# DT Swiss 350 vs. 240



## bicyclemark1 (Mar 17, 2014)

Is there a noticeable difference in performance in performance between these two hubs? I'm having a set of wheels built and the price difference between the two is $350. Is spending the extra money justified?


----------



## cxwrench (Nov 9, 2004)

350 is heavier, made in Taiwan. Same drive mechanism. Not as many options as the 240, but a really good hub.


----------



## masont (Feb 6, 2010)

It's only like 50g heavier too. I think they may put the 18 tooth star ratchet drive in the 350 and the 36 in the 240 these days also, which on a road bike shouldn't affect much. If you want extra points of engagement it's about a $50 upgrade. I've built a bunch of wheels with them - they're great value.


----------



## TJay74 (Sep 9, 2012)

The 36T upgrade is a lot more than $50 now, it is $100 now for both of the ratchets. You can also order thru a Trek dealer the 54T ratchet that DT Swiss makes for their wheels, same price though at $100 for the pair.

As said though, weight is the main difference and I would think quality as well.

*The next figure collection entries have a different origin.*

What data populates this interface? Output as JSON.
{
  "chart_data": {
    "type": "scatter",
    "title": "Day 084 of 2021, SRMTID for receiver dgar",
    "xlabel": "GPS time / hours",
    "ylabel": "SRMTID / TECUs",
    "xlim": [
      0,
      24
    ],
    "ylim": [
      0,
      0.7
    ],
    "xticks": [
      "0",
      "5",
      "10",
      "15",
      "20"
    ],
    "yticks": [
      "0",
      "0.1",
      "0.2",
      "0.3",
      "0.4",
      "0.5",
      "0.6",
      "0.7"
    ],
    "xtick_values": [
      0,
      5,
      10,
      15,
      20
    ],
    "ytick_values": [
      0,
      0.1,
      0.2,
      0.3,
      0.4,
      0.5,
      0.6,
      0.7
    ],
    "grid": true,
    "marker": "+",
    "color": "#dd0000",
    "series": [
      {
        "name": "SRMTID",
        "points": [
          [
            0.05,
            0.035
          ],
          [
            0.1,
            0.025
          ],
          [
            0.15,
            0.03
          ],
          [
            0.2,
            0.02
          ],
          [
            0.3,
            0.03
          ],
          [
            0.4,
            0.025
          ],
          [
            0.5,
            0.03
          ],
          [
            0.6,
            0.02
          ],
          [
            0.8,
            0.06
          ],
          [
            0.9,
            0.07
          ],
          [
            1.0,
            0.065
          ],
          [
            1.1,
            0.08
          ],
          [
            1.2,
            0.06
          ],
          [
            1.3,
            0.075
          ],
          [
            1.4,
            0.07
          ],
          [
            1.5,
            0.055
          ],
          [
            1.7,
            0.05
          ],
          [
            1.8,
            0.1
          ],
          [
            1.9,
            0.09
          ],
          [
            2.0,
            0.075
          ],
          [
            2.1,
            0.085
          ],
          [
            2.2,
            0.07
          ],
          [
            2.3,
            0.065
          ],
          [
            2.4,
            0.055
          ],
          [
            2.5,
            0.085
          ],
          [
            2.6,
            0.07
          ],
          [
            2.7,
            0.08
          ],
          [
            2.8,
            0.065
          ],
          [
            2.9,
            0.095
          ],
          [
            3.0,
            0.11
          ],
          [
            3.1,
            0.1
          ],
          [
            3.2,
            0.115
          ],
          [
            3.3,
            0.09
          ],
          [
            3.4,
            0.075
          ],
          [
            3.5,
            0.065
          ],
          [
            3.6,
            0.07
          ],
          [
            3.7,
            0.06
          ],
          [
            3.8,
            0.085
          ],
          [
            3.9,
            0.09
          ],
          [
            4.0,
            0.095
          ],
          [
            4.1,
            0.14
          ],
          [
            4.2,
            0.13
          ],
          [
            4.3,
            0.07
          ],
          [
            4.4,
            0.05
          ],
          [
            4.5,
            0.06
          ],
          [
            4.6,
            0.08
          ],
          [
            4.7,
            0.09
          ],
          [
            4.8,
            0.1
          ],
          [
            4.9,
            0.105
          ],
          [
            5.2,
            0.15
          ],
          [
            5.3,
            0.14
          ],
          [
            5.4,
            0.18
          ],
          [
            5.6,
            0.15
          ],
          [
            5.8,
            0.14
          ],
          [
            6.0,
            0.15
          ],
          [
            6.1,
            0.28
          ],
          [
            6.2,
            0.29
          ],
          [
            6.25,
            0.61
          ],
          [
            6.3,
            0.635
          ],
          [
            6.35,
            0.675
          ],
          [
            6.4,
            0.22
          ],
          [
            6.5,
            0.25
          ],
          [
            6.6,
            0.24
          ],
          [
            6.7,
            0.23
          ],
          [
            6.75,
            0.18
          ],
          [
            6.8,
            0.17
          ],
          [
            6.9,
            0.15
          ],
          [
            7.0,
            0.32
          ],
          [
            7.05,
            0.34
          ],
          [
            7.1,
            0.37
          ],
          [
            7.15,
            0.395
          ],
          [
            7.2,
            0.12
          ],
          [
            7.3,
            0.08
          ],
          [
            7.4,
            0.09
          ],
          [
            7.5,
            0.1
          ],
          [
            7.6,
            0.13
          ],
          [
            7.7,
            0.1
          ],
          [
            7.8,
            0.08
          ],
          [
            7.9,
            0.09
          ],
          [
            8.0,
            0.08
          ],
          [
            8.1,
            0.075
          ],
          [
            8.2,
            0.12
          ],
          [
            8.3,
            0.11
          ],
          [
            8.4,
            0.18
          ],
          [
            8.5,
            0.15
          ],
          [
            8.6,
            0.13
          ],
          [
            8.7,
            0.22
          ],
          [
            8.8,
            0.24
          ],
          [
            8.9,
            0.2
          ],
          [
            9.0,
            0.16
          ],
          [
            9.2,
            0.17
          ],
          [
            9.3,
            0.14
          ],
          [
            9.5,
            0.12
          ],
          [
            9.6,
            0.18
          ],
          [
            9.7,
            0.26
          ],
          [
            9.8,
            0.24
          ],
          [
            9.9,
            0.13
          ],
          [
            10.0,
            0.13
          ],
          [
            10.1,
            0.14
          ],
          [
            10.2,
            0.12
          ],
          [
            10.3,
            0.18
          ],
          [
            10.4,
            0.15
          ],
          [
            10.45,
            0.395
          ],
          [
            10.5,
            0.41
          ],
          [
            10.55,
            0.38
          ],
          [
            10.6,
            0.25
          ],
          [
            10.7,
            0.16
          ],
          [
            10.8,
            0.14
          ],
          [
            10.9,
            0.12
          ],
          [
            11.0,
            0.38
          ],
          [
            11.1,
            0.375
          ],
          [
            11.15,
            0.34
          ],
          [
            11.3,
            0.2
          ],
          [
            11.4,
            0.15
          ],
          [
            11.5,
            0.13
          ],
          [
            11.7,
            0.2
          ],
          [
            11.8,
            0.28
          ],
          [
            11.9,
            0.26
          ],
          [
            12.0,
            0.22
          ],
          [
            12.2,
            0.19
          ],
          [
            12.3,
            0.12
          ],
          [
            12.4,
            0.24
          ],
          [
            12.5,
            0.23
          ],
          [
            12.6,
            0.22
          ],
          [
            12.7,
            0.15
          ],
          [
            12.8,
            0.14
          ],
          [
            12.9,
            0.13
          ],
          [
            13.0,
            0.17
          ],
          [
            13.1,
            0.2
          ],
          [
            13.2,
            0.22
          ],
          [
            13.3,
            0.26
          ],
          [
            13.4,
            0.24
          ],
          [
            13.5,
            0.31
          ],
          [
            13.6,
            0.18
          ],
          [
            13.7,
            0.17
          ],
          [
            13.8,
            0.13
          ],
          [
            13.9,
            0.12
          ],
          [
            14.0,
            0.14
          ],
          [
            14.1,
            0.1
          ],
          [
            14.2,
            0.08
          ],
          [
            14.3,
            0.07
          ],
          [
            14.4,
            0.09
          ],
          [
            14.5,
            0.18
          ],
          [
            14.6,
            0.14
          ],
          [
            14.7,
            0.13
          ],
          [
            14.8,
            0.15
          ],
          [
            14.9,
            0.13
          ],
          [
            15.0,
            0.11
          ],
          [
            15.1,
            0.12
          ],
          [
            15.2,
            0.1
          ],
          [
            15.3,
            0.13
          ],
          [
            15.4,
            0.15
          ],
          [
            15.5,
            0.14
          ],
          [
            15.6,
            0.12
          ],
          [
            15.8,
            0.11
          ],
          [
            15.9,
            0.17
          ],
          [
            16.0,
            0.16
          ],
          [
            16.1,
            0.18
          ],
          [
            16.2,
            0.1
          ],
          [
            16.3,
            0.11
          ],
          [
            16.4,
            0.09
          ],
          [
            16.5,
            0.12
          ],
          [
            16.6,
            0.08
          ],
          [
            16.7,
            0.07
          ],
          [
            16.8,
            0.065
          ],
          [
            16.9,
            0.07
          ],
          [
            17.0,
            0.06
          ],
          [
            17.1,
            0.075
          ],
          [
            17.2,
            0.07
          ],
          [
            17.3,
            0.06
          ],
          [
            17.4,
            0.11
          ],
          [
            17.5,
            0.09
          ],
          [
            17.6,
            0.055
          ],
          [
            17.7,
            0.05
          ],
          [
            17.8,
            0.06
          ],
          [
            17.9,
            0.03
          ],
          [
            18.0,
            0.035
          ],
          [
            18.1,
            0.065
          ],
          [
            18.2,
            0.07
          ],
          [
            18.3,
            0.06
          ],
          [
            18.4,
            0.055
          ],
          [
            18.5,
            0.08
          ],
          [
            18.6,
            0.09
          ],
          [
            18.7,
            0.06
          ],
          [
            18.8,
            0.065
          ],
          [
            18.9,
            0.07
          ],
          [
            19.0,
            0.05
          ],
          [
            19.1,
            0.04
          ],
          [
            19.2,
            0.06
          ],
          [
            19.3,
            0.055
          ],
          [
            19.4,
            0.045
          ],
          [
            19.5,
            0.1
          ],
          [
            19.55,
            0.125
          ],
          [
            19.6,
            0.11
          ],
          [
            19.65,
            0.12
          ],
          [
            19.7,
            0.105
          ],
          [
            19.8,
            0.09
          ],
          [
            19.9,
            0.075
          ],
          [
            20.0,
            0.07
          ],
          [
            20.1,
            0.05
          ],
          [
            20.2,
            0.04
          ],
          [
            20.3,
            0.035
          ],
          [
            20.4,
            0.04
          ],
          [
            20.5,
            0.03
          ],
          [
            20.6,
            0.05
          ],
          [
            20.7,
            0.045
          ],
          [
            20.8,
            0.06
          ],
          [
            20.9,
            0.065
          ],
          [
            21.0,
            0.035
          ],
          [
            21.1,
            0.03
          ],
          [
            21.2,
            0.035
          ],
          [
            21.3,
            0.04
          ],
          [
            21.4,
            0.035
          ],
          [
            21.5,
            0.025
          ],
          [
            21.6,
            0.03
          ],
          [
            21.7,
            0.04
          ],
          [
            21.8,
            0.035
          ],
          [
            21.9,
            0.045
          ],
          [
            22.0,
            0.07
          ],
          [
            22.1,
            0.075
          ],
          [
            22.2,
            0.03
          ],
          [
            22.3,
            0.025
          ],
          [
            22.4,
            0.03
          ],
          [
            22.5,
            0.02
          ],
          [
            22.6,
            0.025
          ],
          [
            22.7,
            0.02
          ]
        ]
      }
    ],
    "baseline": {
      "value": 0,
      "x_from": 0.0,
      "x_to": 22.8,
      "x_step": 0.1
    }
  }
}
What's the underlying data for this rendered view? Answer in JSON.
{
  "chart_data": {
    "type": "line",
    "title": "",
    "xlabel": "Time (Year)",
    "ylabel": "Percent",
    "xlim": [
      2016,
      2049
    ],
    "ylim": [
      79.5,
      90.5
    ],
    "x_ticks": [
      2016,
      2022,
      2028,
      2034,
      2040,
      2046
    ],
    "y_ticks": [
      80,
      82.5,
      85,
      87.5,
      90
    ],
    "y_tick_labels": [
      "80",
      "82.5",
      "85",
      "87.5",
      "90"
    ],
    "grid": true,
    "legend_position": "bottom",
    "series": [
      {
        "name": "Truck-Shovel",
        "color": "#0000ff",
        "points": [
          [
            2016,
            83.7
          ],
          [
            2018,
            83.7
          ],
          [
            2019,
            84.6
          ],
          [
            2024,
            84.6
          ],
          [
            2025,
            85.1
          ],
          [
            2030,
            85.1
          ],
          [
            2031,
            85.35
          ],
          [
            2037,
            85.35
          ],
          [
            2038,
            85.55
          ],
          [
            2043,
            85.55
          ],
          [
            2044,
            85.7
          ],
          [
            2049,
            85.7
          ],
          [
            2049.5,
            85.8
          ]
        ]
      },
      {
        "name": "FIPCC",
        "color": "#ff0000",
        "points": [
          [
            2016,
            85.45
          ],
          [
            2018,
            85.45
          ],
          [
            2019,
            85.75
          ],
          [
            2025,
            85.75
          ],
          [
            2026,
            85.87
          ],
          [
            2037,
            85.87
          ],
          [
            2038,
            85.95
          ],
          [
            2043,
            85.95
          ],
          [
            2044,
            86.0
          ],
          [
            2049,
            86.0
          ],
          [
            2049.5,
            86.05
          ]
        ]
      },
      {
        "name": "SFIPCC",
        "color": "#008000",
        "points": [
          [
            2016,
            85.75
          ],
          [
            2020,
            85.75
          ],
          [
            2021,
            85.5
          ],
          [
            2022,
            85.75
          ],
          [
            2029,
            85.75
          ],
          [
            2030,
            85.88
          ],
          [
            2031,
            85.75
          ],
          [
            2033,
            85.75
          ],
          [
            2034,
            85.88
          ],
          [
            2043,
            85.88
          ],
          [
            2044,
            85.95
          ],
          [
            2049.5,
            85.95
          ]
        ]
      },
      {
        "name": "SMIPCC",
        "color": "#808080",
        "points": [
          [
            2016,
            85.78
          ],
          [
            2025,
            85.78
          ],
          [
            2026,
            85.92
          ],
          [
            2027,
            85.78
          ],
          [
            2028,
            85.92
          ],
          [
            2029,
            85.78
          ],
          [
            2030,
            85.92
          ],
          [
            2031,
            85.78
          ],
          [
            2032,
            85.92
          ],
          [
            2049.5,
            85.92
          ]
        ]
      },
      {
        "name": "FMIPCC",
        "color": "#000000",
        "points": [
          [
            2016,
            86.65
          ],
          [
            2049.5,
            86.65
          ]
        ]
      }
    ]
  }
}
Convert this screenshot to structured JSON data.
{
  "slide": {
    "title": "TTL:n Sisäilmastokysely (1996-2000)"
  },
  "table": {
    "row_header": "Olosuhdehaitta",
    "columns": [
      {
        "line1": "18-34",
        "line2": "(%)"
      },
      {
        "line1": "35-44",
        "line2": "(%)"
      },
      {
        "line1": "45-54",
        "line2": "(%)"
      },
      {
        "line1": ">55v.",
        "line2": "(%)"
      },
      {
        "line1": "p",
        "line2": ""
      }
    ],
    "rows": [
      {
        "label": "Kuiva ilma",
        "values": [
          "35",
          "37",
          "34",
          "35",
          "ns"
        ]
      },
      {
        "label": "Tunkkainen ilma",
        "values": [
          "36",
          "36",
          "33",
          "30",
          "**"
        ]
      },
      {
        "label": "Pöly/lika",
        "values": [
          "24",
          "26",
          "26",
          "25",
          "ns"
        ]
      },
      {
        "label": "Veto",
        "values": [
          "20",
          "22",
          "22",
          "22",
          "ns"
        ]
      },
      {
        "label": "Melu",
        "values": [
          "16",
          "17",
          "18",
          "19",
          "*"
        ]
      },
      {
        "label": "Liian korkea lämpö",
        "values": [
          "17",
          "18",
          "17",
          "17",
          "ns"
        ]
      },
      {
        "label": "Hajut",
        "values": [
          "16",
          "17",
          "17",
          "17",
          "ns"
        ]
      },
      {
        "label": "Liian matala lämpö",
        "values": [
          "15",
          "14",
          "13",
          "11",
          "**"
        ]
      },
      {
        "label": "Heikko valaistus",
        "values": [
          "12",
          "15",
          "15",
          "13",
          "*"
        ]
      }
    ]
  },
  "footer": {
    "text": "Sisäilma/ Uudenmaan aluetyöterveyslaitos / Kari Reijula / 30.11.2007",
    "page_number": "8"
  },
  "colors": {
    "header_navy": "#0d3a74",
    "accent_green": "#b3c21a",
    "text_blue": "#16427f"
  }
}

I will let you know in a couple of weeks, Reynolds is having to fix my carbon wheels again and for the hassle are swapping their hubs and spokes out for DT Swiss 240's and Aerolite spokes at no charge.


----------



## looigi (Nov 24, 2010)

TJay74 said:


> ...As said though, weight is the main difference and I would think quality as well...


What, specifically, is quality in this case?


----------



## TJay74 (Sep 9, 2012)

I would venture to bet DT uses a nicer hub shell that is stronger and lighter in the 240's, but that is purely a guess.


----------